Breathing retraining aims to normalize all aspects of the breathing pattern and optimize mental and physical health.
What is breathing retraining?
Breathing retraining is the specific discipline in which the primary goal is to normalize each aspect of the breathing pattern (rate, rhythm, volume, mechanics, use of the nose), for all situations (awake, asleep, at rest, during eating, speech and exercise).
–Tess Graham, PT
The Breathing Retraining Process:
Initial assessment to review client's history and establish baseline breathing pattern and goals.
Six core sessions to learn and establish healthy habits of breathing.
Optional follow-up sessions, as desired.
What Our Clients Have Achieved:
Significant reduction in anxiety levels and frequency of anxiety attacks.
Improved sleep quality.
Reduction/elimination of insomnia and snoring.
Decreased allergy symptoms.
Easier breathing and reduced water requirement during exercise.
Reduction in over-eating habit.
Improved overall well-being.
Improved ability to control emotions.
Significant reduction in frequency and number of dizzy spells.
Boost in mood/self-confidence while tackling stressful tasks.
Reduced jaw tension.
Reduced gastrointestinal symptoms.
New sense of inner calm.
Poor breathing can lead to dehydration and irritation of airways. This scenario leads to swelling of the airway tissues, a potential increase in mucus accumulation and congestion and can lead to breathing being/feeling labored and potential of sound day and/or night.
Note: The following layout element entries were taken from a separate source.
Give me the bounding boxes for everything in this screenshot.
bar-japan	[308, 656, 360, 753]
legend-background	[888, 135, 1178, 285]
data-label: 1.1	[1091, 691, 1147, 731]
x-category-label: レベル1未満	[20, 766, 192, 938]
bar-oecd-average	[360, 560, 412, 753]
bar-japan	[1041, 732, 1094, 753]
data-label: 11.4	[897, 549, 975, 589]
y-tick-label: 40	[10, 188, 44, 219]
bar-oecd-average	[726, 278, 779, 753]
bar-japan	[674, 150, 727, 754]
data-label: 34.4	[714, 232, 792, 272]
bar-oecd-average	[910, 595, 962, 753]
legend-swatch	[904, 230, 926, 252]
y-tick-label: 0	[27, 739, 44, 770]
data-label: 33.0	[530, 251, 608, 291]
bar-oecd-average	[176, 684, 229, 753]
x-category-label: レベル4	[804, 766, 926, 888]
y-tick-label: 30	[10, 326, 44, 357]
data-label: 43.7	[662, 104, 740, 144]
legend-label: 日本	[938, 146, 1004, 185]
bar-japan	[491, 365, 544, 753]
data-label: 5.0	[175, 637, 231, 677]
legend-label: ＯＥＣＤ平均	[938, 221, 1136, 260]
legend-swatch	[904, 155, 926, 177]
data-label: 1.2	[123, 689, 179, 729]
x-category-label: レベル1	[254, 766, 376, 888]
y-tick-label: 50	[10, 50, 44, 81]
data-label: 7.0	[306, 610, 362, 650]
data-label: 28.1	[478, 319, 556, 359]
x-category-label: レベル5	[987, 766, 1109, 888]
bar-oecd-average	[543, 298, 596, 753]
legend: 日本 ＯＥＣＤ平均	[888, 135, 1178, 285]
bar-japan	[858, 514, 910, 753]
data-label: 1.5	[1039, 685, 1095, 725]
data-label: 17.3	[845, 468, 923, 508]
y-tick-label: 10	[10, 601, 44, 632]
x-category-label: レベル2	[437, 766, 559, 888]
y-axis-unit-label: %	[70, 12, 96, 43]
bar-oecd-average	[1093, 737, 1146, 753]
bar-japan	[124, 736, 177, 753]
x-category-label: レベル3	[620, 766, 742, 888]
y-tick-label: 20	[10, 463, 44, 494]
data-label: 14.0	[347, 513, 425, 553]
Poor breathing disturbs the body's blood-gas balance, interfering with oxygen uptake and other body processes.
Improving the way you breathe improves how you feel during all activities, waking and sleeping.
The most significant detriment of mouth breathing on overall health is that it is high-volume breathing. This causes changes in physiology which can lead to poor sleep quality, snoring, sleep apnea and increased levels of stress and anxiety. Mouth breathing does not allow correct tongue or lip rest postures, changes the aesthetics of the face and strains body posture though positioning the head and neck slightly forward to make breathing more comfortable.
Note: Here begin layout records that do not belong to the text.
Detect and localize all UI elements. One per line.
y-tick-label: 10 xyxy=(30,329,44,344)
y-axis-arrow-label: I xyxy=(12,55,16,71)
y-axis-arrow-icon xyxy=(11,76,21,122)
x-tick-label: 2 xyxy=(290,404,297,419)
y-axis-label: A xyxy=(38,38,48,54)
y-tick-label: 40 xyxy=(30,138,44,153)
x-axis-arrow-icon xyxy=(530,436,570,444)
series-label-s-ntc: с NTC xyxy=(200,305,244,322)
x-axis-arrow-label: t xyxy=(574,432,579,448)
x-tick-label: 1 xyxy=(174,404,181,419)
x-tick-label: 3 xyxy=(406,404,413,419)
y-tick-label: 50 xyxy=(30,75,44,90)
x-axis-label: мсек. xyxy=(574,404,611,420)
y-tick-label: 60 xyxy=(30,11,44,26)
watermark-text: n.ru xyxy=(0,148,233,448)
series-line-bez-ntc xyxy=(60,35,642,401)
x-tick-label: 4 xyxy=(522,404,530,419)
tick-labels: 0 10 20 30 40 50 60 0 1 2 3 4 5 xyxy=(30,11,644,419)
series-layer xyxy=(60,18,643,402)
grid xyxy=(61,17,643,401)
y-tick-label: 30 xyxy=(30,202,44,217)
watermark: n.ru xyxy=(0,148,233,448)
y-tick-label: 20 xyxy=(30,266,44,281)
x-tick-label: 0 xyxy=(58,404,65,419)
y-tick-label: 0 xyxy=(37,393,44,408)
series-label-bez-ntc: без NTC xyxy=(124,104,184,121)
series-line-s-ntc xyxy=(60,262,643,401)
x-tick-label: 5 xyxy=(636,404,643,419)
Mouth breathing increases risk of dry mouth (xerostomia), oral inflammation, bleeding gums and periodontal disease. There is often an increase in frequency of upper respiratory infections.
Correct breathing is nasal breathing with all aspects of the breathing pattern normalized. Most people can convert to nasal breathing even if they have been mouth breathing for decades.
Snoring, Sleep Disordered Breathing (SDB), Obstructive Sleep Apnea (OSA) and Central Sleep Apnea (CSA)
A person's baseline breathing pattern, is central to these conditions. Breathing retraining improves these conditions through normalizing the breathing pattern. Breathing retraining, in part, addresses airflow; medical and dental interventions keep the airway physically open - both are important in SDB and OSA.
The benefits of breathing retraining to enhance treatment outcomes for these conditions are greatest in combination with orofacial myofunctional therapy and in collaboration with the clients sleep medicine dentist or physician.
It is safe to address snoring with breathing retraining alone, and even loud snoring can often fully resolve. If snoring does not fully resolve then dental appliances can be used as well.
Stress, Anxiety and Panic disorder
Anxiety is a very common and serious condition which can be debilitating for many people. Most people who have anxiety also have a dysfunctional breathing pattern. Improving the baseline breathing pattern is calming to the nervous system and helps in the management of stress, anxiety and panic.